There was already a large lawsuit in 2015:
[https://www.theguardian.com/technology/2018/mar/13/microsoft...](https://www.theguardian.com/technology/2018/mar/13/microsoft-
sexual-harassment-lawsuit-lacklustre-response)

------
erikpukinskis
> “I would like to offer to anyone who has had such demeaning experiences
> including those who felt were dismissed by management or HR to email me
> directly,”

This is such a fucked up thing to say. Basically, "if you have damaging
information like this, please send it to the top, so we can most effectively
suppress it. Don't tell anyone else.
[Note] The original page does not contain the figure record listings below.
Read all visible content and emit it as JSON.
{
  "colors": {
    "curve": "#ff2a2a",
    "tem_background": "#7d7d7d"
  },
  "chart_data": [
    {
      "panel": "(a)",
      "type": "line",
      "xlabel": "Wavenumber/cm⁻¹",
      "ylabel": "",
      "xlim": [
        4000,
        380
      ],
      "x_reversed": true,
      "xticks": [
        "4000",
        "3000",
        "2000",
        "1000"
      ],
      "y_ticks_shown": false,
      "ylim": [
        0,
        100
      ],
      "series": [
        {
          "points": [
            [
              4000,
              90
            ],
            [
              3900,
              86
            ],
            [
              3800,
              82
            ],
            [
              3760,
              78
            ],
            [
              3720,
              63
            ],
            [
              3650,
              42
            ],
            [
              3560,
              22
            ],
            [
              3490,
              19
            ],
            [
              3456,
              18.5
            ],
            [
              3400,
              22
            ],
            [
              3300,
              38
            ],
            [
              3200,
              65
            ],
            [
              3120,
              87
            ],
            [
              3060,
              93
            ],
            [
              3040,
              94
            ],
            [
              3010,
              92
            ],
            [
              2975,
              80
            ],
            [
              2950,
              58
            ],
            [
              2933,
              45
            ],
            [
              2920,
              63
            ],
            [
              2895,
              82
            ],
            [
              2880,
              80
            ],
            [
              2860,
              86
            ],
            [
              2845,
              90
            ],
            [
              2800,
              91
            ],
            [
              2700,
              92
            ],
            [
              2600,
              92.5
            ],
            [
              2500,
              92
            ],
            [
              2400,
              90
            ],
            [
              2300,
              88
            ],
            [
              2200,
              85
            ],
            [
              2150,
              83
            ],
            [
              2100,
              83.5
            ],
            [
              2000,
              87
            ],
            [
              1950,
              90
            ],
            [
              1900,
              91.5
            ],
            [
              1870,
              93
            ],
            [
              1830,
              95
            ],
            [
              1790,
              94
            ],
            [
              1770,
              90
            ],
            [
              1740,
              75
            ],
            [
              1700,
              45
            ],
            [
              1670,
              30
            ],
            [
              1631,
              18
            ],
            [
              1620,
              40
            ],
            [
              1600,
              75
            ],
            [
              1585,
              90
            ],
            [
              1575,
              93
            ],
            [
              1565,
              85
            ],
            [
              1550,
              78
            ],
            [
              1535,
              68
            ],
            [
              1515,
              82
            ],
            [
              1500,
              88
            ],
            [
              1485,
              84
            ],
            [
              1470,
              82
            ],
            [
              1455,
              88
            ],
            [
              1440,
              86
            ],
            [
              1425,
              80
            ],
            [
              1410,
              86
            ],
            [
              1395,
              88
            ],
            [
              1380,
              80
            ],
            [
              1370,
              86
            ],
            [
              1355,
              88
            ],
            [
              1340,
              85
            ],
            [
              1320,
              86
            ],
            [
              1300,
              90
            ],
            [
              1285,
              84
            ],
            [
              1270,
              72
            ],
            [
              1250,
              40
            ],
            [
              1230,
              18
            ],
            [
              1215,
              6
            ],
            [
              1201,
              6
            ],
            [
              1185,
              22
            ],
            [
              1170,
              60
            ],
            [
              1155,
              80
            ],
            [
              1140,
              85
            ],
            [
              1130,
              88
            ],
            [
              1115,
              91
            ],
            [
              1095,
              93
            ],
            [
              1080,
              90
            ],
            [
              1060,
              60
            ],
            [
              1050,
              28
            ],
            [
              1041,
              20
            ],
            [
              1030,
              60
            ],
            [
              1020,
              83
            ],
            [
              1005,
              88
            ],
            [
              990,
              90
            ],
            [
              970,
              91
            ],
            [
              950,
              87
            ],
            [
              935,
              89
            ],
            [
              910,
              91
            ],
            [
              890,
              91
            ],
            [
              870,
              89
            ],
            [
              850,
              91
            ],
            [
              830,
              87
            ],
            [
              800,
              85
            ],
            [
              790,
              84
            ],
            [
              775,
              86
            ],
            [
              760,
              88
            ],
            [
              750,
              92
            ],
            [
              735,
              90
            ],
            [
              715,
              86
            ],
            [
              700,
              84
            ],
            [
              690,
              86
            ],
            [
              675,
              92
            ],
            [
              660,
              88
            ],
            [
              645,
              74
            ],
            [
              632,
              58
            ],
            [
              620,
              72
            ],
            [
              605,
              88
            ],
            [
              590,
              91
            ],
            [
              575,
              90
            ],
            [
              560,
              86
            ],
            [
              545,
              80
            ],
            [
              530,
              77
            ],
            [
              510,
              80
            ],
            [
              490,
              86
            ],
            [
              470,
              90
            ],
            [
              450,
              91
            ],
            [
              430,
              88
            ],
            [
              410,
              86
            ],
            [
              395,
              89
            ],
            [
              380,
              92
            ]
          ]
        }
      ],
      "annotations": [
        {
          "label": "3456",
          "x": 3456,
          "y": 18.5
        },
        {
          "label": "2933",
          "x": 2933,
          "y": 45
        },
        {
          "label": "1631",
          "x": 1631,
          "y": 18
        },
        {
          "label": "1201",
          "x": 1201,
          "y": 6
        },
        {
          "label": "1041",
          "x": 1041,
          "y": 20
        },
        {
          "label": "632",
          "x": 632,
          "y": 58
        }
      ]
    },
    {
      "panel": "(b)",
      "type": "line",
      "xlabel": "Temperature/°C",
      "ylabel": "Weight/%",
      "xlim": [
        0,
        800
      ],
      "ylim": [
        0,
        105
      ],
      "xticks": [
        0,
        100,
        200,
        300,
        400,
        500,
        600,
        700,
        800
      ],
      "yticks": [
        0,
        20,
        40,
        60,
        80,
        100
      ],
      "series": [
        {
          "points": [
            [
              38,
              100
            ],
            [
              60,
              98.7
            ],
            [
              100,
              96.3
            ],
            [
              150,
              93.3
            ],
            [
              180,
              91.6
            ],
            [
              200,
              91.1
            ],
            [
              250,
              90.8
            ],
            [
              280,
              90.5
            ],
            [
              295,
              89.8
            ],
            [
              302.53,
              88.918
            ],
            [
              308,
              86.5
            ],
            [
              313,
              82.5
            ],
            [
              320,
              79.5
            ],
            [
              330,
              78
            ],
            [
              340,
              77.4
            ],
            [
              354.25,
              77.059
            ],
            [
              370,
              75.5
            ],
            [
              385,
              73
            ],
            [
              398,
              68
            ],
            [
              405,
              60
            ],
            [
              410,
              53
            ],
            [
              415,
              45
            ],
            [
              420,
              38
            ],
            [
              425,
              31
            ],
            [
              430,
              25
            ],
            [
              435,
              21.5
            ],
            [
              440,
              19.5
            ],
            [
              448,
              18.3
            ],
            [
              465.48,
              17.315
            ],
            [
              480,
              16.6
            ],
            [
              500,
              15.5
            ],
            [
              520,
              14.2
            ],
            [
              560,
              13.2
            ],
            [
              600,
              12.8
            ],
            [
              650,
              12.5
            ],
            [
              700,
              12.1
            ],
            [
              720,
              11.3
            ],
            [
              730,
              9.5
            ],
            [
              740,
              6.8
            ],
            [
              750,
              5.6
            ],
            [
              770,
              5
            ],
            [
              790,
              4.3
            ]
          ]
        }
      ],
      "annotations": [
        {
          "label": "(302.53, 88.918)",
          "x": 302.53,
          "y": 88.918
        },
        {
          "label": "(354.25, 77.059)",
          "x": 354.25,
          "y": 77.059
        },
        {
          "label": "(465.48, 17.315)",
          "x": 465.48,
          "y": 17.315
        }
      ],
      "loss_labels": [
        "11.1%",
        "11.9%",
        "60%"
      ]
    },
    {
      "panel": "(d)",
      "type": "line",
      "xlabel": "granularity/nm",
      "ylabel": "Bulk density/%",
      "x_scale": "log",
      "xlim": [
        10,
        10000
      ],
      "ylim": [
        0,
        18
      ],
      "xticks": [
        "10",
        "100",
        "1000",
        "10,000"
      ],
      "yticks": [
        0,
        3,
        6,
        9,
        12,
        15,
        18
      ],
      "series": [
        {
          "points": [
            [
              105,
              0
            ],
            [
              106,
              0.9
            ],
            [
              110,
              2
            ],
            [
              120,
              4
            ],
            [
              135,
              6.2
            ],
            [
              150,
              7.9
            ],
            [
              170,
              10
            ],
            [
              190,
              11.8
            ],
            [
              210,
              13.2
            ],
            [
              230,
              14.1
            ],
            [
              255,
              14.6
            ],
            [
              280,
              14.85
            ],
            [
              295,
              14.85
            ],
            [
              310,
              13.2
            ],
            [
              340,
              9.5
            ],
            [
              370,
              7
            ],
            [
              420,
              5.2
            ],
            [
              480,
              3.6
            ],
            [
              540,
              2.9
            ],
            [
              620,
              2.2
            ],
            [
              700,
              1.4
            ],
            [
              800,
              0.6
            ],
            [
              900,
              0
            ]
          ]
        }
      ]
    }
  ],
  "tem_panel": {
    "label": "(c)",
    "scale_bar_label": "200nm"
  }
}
Definitely don't use our normal channels,
they are not effective."

It really proves that this particular HR department is not set up at all to
handle the situation, and that their strategy for dealing with this is just to
wing it. There's no process here, just damage control.

------
tomcam
Literally shocking to me. I am not disputing any of the sources. However, I
will say that my experience in the developer tools division two decades ago
was of nothing but exemplary behavior (I admit to being a privileged white
male). It is the work experience I remember most fondly from the last 35 years
and not least because the people were so wonderful. As a guy raised as a
feminist I watched carefully the treatment of women and minorities and at
least from the outside saw literally nothing to be ashamed of. This is sad.

------
DoofusOfDeath
It's interesting that one quote said there were secret James Damores at the
company. My first thought was that's a GOOD thing. I guess his kerfuffle
really is a bit of an ink blot test.